US regulators have restricted the bank’s activities in response to the fake accounts scandal, which had limited its capacity to lend to small businesses through the Paycheck Protection Program (PPP).
Following the Federal Reserve’s announcement last week, Wells Fargo said it would be accepting loan applications from small companies that comply with the Small Business Administration’s guidelines for the emergency lending program.
It had initially focused its lending on non-profits and those with fewer than 50 employees, capping lending at $10 billion for its share of the program.
“Wells Fargo appreciates the targeted action of the Federal Reserve to support the needs of small businesses through PPP and looks forward to expanding relief to many more small businesses and non-profits,” said CEO Charlie Scharf.
“In the first two days alone, we received more than 170,000 indications of interest from our customers, and know there is much more need.”
The Federal Reserve’s concession to Wells Fargo to allow it to lend more under PPP was a temporary measure, the regulator said in its announcement. The cap placed on Wells Fargo restricted the growth of its balance sheet, but will be “temporarily and narrowly” modified to aid the implementation of PPP.
Scharf emphasised that the action “does not – and should not – in any way relieve us of our obligations under the consent order”.
“I have said consistently since arriving at Wells Fargo that management has the responsibility to do the work necessary under the consent order,” he continued. “The consent order exists because of deficiencies that have existed at Wells Fargo for years. The work required under the consent order is clear, has been outstanding for too long, and is a prerequisite for consideration of the asset cap being lifted.
“While work on our consent orders is our top priority and we are devoting all necessary resources, we still have much to do. Until our work is completed to the Federal Reserve’s satisfaction, we will continue to actively make decisions on how to allocate our balance sheet to support the needs of our customers under the existing asset cap.”
Other banks of all sizes continue to introduce measures and make donations in response to the COVID-19 coronavirus pandemic.
BNP Paribas is to donate more than $55 million globally, including the US through BNP Paribas USA and its affiliate, Bank of the West.
The banks are making donations to hospitals in Los Angeles, New York City, San Francisco, and Seattle, while also funding protective equipment, a matching program for employee donations, and “additional support” for existing charitable partners.

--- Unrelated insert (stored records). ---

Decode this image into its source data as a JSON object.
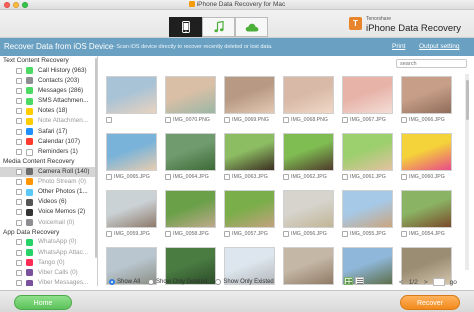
{
  "window": {
    "title": "iPhone Data Recovery for Mac"
  },
  "toolbar": {
    "tabs": [
      {
        "icon": "phone-icon",
        "active": true
      },
      {
        "icon": "music-note-icon",
        "active": false
      },
      {
        "icon": "cloud-icon",
        "active": false
      }
    ]
  },
  "brand": {
    "small": "Tenorshare",
    "title": "iPhone Data Recovery"
  },
  "banner": {
    "title": "Recover Data from iOS Device",
    "subtitle": "- Scan iOS device directly to recover recently deleted or lost data.",
    "print": "Print",
    "output_setting": "Output setting"
  },
  "sidebar": {
    "sections": [
      {
        "title": "Text Content Recovery",
        "items": [
          {
            "label": "Call History (963)",
            "color": "#4cd964",
            "dim": false
          },
          {
            "label": "Contacts (203)",
            "color": "#8e8e93",
            "dim": false
          },
          {
            "label": "Messages (286)",
            "color": "#4cd964",
            "dim": false
          },
          {
            "label": "SMS Attachmen...",
            "color": "#4cd964",
            "dim": false
          },
          {
            "label": "Notes (18)",
            "color": "#ffcc00",
            "dim": false
          },
          {
            "label": "Note Attachmen...",
            "color": "#ffcc00",
            "dim": true
          },
          {
            "label": "Safari (17)",
            "color": "#1e90ff",
            "dim": false
          },
          {
            "label": "Calendar (107)",
            "color": "#ff3b30",
            "dim": false
          },
          {
            "label": "Reminders (1)",
            "color": "#ffffff",
            "dim": false
          }
        ]
      },
      {
        "title": "Media Content Recovery",
        "items": [
          {
            "label": "Camera Roll (140)",
            "color": "#6d6d6d",
            "dim": false,
            "selected": true
          },
          {
            "label": "Photo Stream (0)",
            "color": "#ff9500",
            "dim": true
          },
          {
            "label": "Other Photos (1...",
            "color": "#5ac8fa",
            "dim": false
          },
          {
            "label": "Videos (6)",
            "color": "#555555",
            "dim": false
          },
          {
            "label": "Voice Memos (2)",
            "color": "#333333",
            "dim": false
          },
          {
            "label": "Voicemail (0)",
            "color": "#8e8e93",
            "dim": true
          }
        ]
      },
      {
        "title": "App Data Recovery",
        "items": [
          {
            "label": "WhatsApp (0)",
            "color": "#25d366",
            "dim": true
          },
          {
            "label": "WhatsApp Attac...",
            "color": "#25d366",
            "dim": true
          },
          {
            "label": "Tango (0)",
            "color": "#ff2d55",
            "dim": true
          },
          {
            "label": "Viber Calls (0)",
            "color": "#7b519d",
            "dim": true
          },
          {
            "label": "Viber Messages...",
            "color": "#7b519d",
            "dim": true
          },
          {
            "label": "App Documents...",
            "color": "#2f7de1",
            "dim": false
          }
        ]
      }
    ]
  },
  "search": {
    "placeholder": "search"
  },
  "photos": [
    {
      "name": "",
      "c1": "#a9c3d6",
      "c2": "#e9d3bf"
    },
    {
      "name": "IMG_0070.PNG",
      "c1": "#d9bfa6",
      "c2": "#9bb7a5"
    },
    {
      "name": "IMG_0069.PNG",
      "c1": "#b89a84",
      "c2": "#e4c9b4"
    },
    {
      "name": "IMG_0068.PNG",
      "c1": "#d8b8a6",
      "c2": "#f0d9c8"
    },
    {
      "name": "IMG_0067.JPG",
      "c1": "#e7b2a8",
      "c2": "#f3ded6"
    },
    {
      "name": "IMG_0066.JPG",
      "c1": "#c79f88",
      "c2": "#8f6c5a"
    },
    {
      "name": "IMG_0065.JPG",
      "c1": "#7ab3d9",
      "c2": "#e7cdb0"
    },
    {
      "name": "IMG_0064.JPG",
      "c1": "#6f9b6f",
      "c2": "#3d6a36"
    },
    {
      "name": "IMG_0063.JPG",
      "c1": "#8dbd63",
      "c2": "#3c2e22"
    },
    {
      "name": "IMG_0062.JPG",
      "c1": "#7fbc52",
      "c2": "#4f3a2b"
    },
    {
      "name": "IMG_0061.JPG",
      "c1": "#9ccf6d",
      "c2": "#e4c2a0"
    },
    {
      "name": "IMG_0060.JPG",
      "c1": "#f4d23a",
      "c2": "#e94a89"
    },
    {
      "name": "IMG_0059.JPG",
      "c1": "#cbd2d6",
      "c2": "#8e7a6a"
    },
    {
      "name": "IMG_0058.JPG",
      "c1": "#6aa048",
      "c2": "#bfa98c"
    },
    {
      "name": "IMG_0057.JPG",
      "c1": "#7aae4a",
      "c2": "#c3a27e"
    },
    {
      "name": "IMG_0056.JPG",
      "c1": "#d6d4cd",
      "c2": "#c2b596"
    },
    {
      "name": "IMG_0055.JPG",
      "c1": "#a6c9e8",
      "c2": "#caa57f"
    },
    {
      "name": "IMG_0054.JPG",
      "c1": "#8bb364",
      "c2": "#7a4a2a"
    },
    {
      "name": "",
      "c1": "#b9c6cf",
      "c2": "#8c8f86"
    },
    {
      "name": "",
      "c1": "#4a7c42",
      "c2": "#2d4c2a"
    },
    {
      "name": "",
      "c1": "#dde6ee",
      "c2": "#b3b7ba"
    },
    {
      "name": "",
      "c1": "#c4b7a5",
      "c2": "#8f7b66"
    },
    {
      "name": "",
      "c1": "#8fb7d9",
      "c2": "#5d6f4a"
    },
    {
      "name": "",
      "c1": "#9b8c74",
      "c2": "#d3c6ad"
    }
  ],
  "filters": [
    {
      "label": "Show All",
      "checked": true
    },
    {
      "label": "Show Only Deleted",
      "checked": false
    },
    {
      "label": "Show Only Existed",
      "checked": false
    }
  ],
  "pager": {
    "prev": "<",
    "page": "1/2",
    "next": ">",
    "go": "go"
  },
  "footer": {
    "home": "Home",
    "recover": "Recover"
  }
}
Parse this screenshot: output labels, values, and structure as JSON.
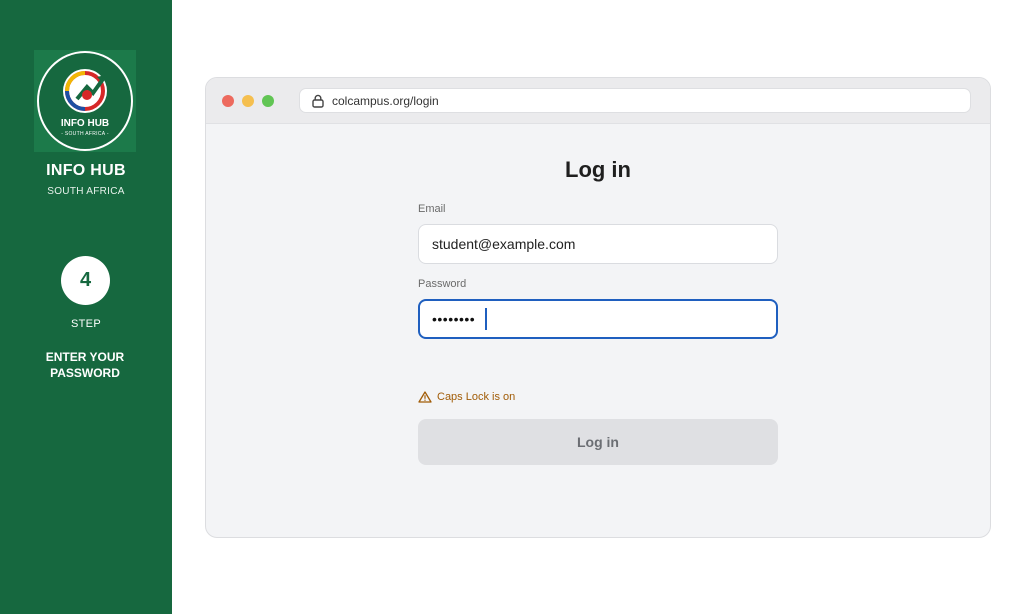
{
  "sidebar": {
    "logo": {
      "text": "INFO HUB",
      "subtext": "- SOUTH AFRICA -"
    },
    "brand_title": "INFO HUB",
    "brand_subtitle": "SOUTH AFRICA",
    "step": {
      "number": "4",
      "label": "STEP",
      "description": "ENTER YOUR PASSWORD"
    }
  },
  "browser": {
    "url": "colcampus.org/login",
    "icons": {
      "url": "lock-icon"
    }
  },
  "login": {
    "title": "Log in",
    "email_label": "Email",
    "email_value": "student@example.com",
    "password_label": "Password",
    "password_value": "••••••••",
    "caps_lock_warning": "Caps Lock is on",
    "submit_label": "Log in"
  },
  "colors": {
    "sidebar_green": "#16683f",
    "focus_blue": "#1f5fbf",
    "warning_amber": "#a15c07"
  }
}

BNP Paribas has also made “significant donations” throughout Argentina, Brazil, Canada, Colombia, Mexico, and Peru.
New Jersey-based Valley Bank is donating $200,000 to food banks throughout New York, New Jersey, Florida and Alabama, providing roughly two million meals.

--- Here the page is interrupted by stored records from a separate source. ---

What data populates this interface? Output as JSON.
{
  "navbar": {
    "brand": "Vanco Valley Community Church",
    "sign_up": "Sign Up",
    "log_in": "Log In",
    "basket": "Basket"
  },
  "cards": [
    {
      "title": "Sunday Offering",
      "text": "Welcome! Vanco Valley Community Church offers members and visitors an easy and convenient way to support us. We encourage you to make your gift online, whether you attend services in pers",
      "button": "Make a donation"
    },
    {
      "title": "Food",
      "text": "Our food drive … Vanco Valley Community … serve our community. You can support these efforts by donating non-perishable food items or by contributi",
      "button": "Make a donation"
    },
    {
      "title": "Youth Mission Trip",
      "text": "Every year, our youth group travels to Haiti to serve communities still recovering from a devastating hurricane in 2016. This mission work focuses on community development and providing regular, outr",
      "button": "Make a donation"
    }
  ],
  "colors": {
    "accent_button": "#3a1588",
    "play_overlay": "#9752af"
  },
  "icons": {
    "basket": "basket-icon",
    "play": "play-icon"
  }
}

It has also introduced a new “community recovery” certificate of deposit. Valley will donate more than 40% of the interest customers receive from the deposit account to local businesses through grants. The bank said it aimed to “contribute up to $2.5 million to those most affected by COVID-19”.
BNY Mellon has also rolled out a program of philanthropic support for communities, non-profits and hospitals.
It has made donations to the Center for Disease Control, the International Medical Corps, and Save the Children as well as to New York hospitals. The bank has also funded protective equipment, medical equipment, meals and other supplies to front-line workers.